Reputation: 151
I need to calculate the plane of array (POA) irradiance using python's pvlib package (https://pvlib-python.readthedocs.io/en/stable/). For this I would like to use the output data from the WRF model (GHI, DNI, DHI). The output data is in netCDF format, which I open using the netCDF4 package and then I extract the necessary variables using the wrf-python package.
With that I get a xarray.Dataset with the variables I will use. I then use the xarray.Dataset.to_dataframe() method to transform it into a pandas dataframe, and then I transform the dataframe into a numpy array using the dataframe.values. And then I do a loop where in each iteration I calculate the POA using the function irradiance.get_total_irradiance (https://pvlib-python.readthedocs.io/en/stable/auto_examples/plot_ghi_transposition.html) for a grid point.
That's the way I've been doing it so far, however I have over 160000 grid points in the WRF domain, the data is hourly and spans 365 days. This gives a very large amount of data. I believe if pvlib could work directly with xarray.dataset it could be faster. However, I could only do it this way, transforming the data into a numpy.array and looping through the rows. Could anyone tell me how I can optimize this calculation? Because the code I developed is very time-consuming.
If anyone can help me with this I would appreciate it. Maybe an improvement to the code, or another way to calculate the POA from the WRF data...

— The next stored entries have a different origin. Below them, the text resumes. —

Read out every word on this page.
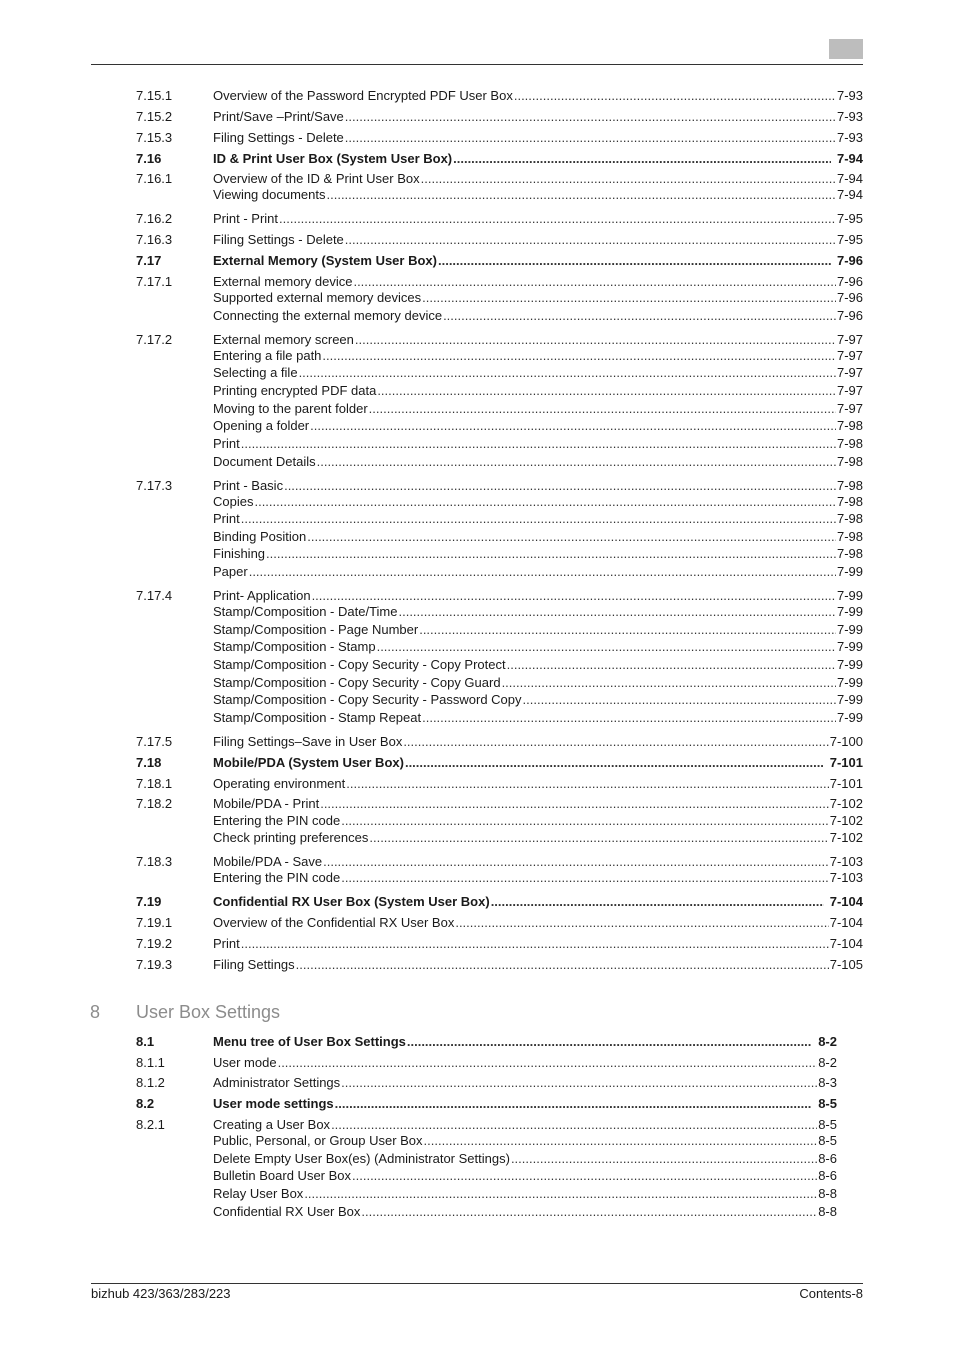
7.15.1	Overview of the Password Encrypted PDF User Box .....	7-93
7.15.2	Print/Save –Print/Save .....	7-93
7.15.3	Filing Settings - Delete .....	7-93
7.16	ID & Print User Box (System User Box) .....	7-94
7.16.1	Overview of the ID & Print User Box .....	7-94
Viewing documents .....	7-94
7.16.2	Print - Print .....	7-95
7.16.3	Filing Settings - Delete .....	7-95
7.17	External Memory (System User Box) .....	7-96
7.17.1	External memory device .....	7-96
Supported external memory devices .....	7-96
Connecting the external memory device .....	7-96
7.17.2	External memory screen .....	7-97
Entering a file path .....	7-97
Selecting a file .....	7-97
Printing encrypted PDF data .....	7-97
Moving to the parent folder .....	7-97
Opening a folder .....	7-98
Print .....	7-98
Document Details .....	7-98
7.17.3	Print - Basic .....	7-98
Copies .....	7-98
Print .....	7-98
Binding Position .....	7-98
Finishing .....	7-98
Paper .....	7-99
7.17.4	Print- Application .....	7-99
Stamp/Composition - Date/Time .....	7-99
Stamp/Composition - Page Number .....	7-99
Stamp/Composition - Stamp .....	7-99
Stamp/Composition - Copy Security - Copy Protect .....	7-99
Stamp/Composition - Copy Security - Copy Guard .....	7-99
Stamp/Composition - Copy Security - Password Copy .....	7-99
Stamp/Composition - Stamp Repeat .....	7-99
7.17.5	Filing Settings–Save in User Box .....	7-100
7.18	Mobile/PDA (System User Box) .....	7-101
7.18.1	Operating environment .....	7-101
7.18.2	Mobile/PDA - Print .....	7-102
Entering the PIN code .....	7-102
Check printing preferences .....	7-102
7.18.3	Mobile/PDA - Save .....	7-103
Entering the PIN code .....	7-103
7.19	Confidential RX User Box (System User Box) .....	7-104
7.19.1	Overview of the Confidential RX User Box .....	7-104
7.19.2	Print .....	7-104
7.19.3	Filing Settings .....	7-105
8.1	Menu tree of User Box Settings .....	8-2
8.1.1	User mode .....	8-2
8.1.2	Administrator Settings .....	8-3
8.2	User mode settings .....	8-5
8.2.1	Creating a User Box .....	8-5
Public, Personal, or Group User Box .....	8-5
Delete Empty User Box(es) (Administrator Settings) .....	8-6
Bulletin Board User Box .....	8-6
Relay User Box .....	8-8
Confidential RX User Box .....	8-8
8 User Box Settings
bizhub 423/363/283/223	Contents-8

I'm providing the code I've built so far:
from pvlib import location
from pvlib import irradiance
import os
import matplotlib.pyplot as plt
import numpy as np
import pandas as pd
import xarray as xr
import netCDF4
import wrf
Getting WRF data
variaveis = ['T2',
'U10',
'V10',
'SWDDNI',
'SWDDIF',
'SWDOWN']
netcdf_data = netCDF4.Dataset('wrfout_d02_2003-11-01_00_00_00')
first = True
for v in variaveis:
var = wrf.getvar(netcdf_data, v, timeidx=wrf.ALL_TIMES)
if first:
met_data = var
first = False
else:
met_data = xr.merge([met_data, var])
met_data = xr.Dataset.reset_coords(met_data, ['XTIME'], drop=True)
met_data['T2'] = met_data['T2'] - 273.15
WS10 = (met_data['U10']**2 + met_data['V10']**2)**0.5
met_data['WS10'] = WS10
df = met_data[['SWDDIF',
'SWDDNI',
'SWDOWN',
'T2',
'WS10']].to_dataframe().reset_index().drop(columns=['south_north',
'west_east'])
df.rename(columns={'SWDOWN': 'ghi',
'SWDDNI':'dni',
'SWDDIF':'dhi',
'T2':'temp_air',
'WS10':'wind_speed',
'XLAT': 'lat',
'XLONG': 'lon',
'Time': 'time'}, inplace=True)
df.set_index(['time'], inplace=True)
df = df[df.ghi>0]
df.index = df.index.tz_localize('America/Recife')
Function to get POA irradiance
def get_POA_irradiance(lon, lat, date, dni, dhi, ghi, tilt=10, surface_azimuth=0):
site_location = location.Location(lat, lon, tz='America/Recife')
# Get solar azimuth and zenith to pass to the transposition function
solar_position = site_location.get_solarposition(times=date)
# Use the get_total_irradiance function to transpose the GHI to POA
POA_irradiance = irradiance.get_total_irradiance(
surface_tilt = tilt,
surface_azimuth = surface_azimuth,
dni = dni,
ghi = ghi,
dhi = dhi,
solar_zenith = solar_position['apparent_zenith'],
solar_azimuth = solar_position['azimuth'])
# Return DataFrame with only GHI and POA
return pd.DataFrame({'lon': lon,
'lat': lat,
'GHI': ghi,
'POA': POA_irradiance['poa_global']}, index=[date])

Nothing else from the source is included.